In Washington, State Department spokesman John Kirby said at a news briefing: “We’ve seen reports of detentions of U.S. citizens, and we continue to raise our concerns about that, continue to use all the means at our disposal to advocate for their release.” He said he could not provide details.
News of the latest arrest came on the same day that the Iranian parliament’s National Security and Foreign Policy committee met members of the intelligence wing of the Revolutionary Guards.
The meeting, titled “the infiltration project,” covered subjects including the potential of dual-national Iranians to be recruited as spies, Hussein Naqavi Husseini, the committee’s spokesman, said, according to the website of Iranian state TV.
“In this meeting it was brought up that dual-nationals are under the serious scrutiny of the enemies’ intelligence services and they are used in the infiltration project,” Husseini said.
He said that a member of Iran’s nuclear negotiating team, a dual national who he did not name, was under investigation.

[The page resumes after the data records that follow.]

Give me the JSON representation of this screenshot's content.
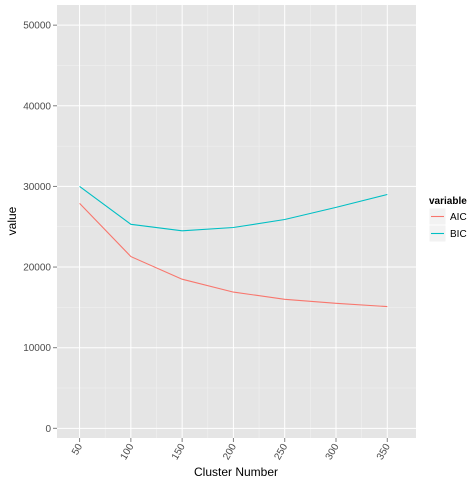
{
  "chart_data": {
    "type": "line",
    "xlabel": "Cluster Number",
    "ylabel": "value",
    "x": [
      50,
      100,
      150,
      200,
      250,
      300,
      350
    ],
    "xlim": [
      28,
      378
    ],
    "ylim": [
      -1200,
      52500
    ],
    "x_ticks": [
      "50",
      "100",
      "150",
      "200",
      "250",
      "300",
      "350"
    ],
    "y_ticks": [
      "0",
      "10000",
      "20000",
      "30000",
      "40000",
      "50000"
    ],
    "legend": {
      "title": "variable",
      "position": "right"
    },
    "grid": true,
    "series": [
      {
        "name": "AIC",
        "color": "#F8766D",
        "values": [
          27900,
          21300,
          18500,
          16900,
          16000,
          15500,
          15100
        ]
      },
      {
        "name": "BIC",
        "color": "#00BFC4",
        "values": [
          30000,
          25300,
          24500,
          24900,
          25900,
          27400,
          29000
        ]
      }
    ]
  }
}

The Iranian judiciary said on Sunday that a member of the nuclear team had been arrested and released on bail but did not confirm whether that individual is a dual-national.
Hamid Baidinejad, a member of the nuclear negotiating team, posted on Instagram a defense of fellow member Abdul Rasoul Durri Esfahani, who was criticized as a foreign agent by hardline websites, according to the Islamic Republic News Agency (IRNA).
Baidinejad said in his post that Durri Esfahani has worked for Iran in international relations for more than two decades. “Insisting that he is a spy is an open insult to the intelligence and security services of Iran,” Baidinejad wrote.